The Apex Developer Guide compares SOQL for Loops against Standard SOQL Queries, and highlights certain potential advantages that developers may need or want to leverage.
But putting the SOQL directly into the for statement can be ugly and hard to read, especially if you are querying for many fields, include aggregations, where clauses.
For a very contrived example (I don't actually want to count contacts!), I find it is more difficult to read this:
Map<Id, Integer> contactCountByAccountIdMap = new Map<Id, Integer>();
for (Account account : [SELECT Id, Name, (SELECT Id, Name FROM Contacts)
FROM Account WHERE Id IN :accountIdSet]) {
List<Contact> contactList = account.Contacts;
contactCountByAccountIdMap.put(account.Id, account.Contacts.size());
}
than
List<Account> accountsWithContactList = [
SELECT Id, Name, (SELECT Id, Name FROM Contacts)
FROM Account
WHERE Id IN :accountIdSet
];
Map<Id, Integer> contactCountByAccountIdMap = new Map<Id, Integer>();
for (Account account : accountsWithContactList ) {
List<Contact> contactList = account.Contacts;
contactCountByAccountIdMap.put(account.Id, account.Contacts.size());
}
Also (without adding the complexity of the loan pattern), you can't use a DAO/Selector object to invert control and mock out the dependency for testing.

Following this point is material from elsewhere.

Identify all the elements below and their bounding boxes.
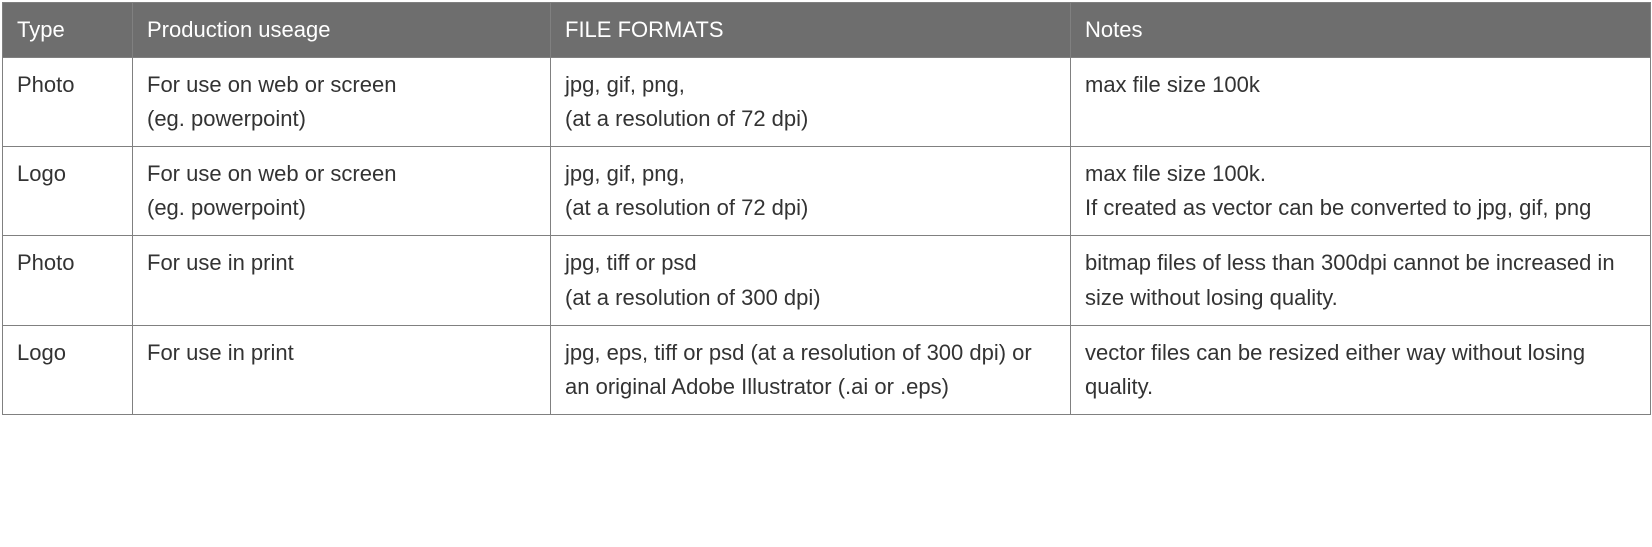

So, if I want to leverage SOQL-for-loops, I can't do it like this:
public class DOA_AccountSelector {
public List<Account> selectById(Set<Id> accountIdSet) {
return [
SELECT Id, Name, (SELECT Id, Name FROM Contacts)
FROM Account
WHERE Id IN :accountIdSet
];
}
}
Map<Id, Integer> contactCountByAccountIdMap = new Map<Id, Integer>();
for (Account account : this.accountSelector.selectById(accountIdSet) ) {
List<Contact> contactList = account.Contacts;
contactCountByAccountIdMap.put(account.Id, account.Contacts.size());
}
And I really wouldn't want to do this:
public interface AccountBorrowerIntf {
void execute(Account account);
}
public class LOAN_ContactCounter implements LOAN_AccountBorrowerIntf {
public Map<Id, Integer> contactCountByAccountIdMap {get; set;}
public LOAN_ContactCounter() {
this.contactCountByAccountIdMap = new Map<Id, Integer>();
}
public void execute(Account account) {
List<Contact> contactList = account.Contacts;
contactCountByAccountIdMap.put(account.Id, account.Contacts.size());
}
}
public class AccountSelector {
public void borrowAccounts(AccountBorrowerIntf accountBorrower, Set<Id> accountIdSet) {
for (Account account : [
SELECT Id, Name, (SELECT Id, Name FROM Contacts)
FROM Account
WHERE Id IN :accountIdSet
]) {
accountBorrower.execute(account);
}
}
}
ContactCounter contactCounter = new ContactCounter();
this.accountSelector.borrowAccounts(contactCounter, accountIdSet);
Map<Id, Integer> contactCountByAccountIdMap = contactCounter.contactCountByAccountIdMap;
So, I'm wondering if there is any functional equivalent which would allow me to extract the query but allow the code to behave the same way?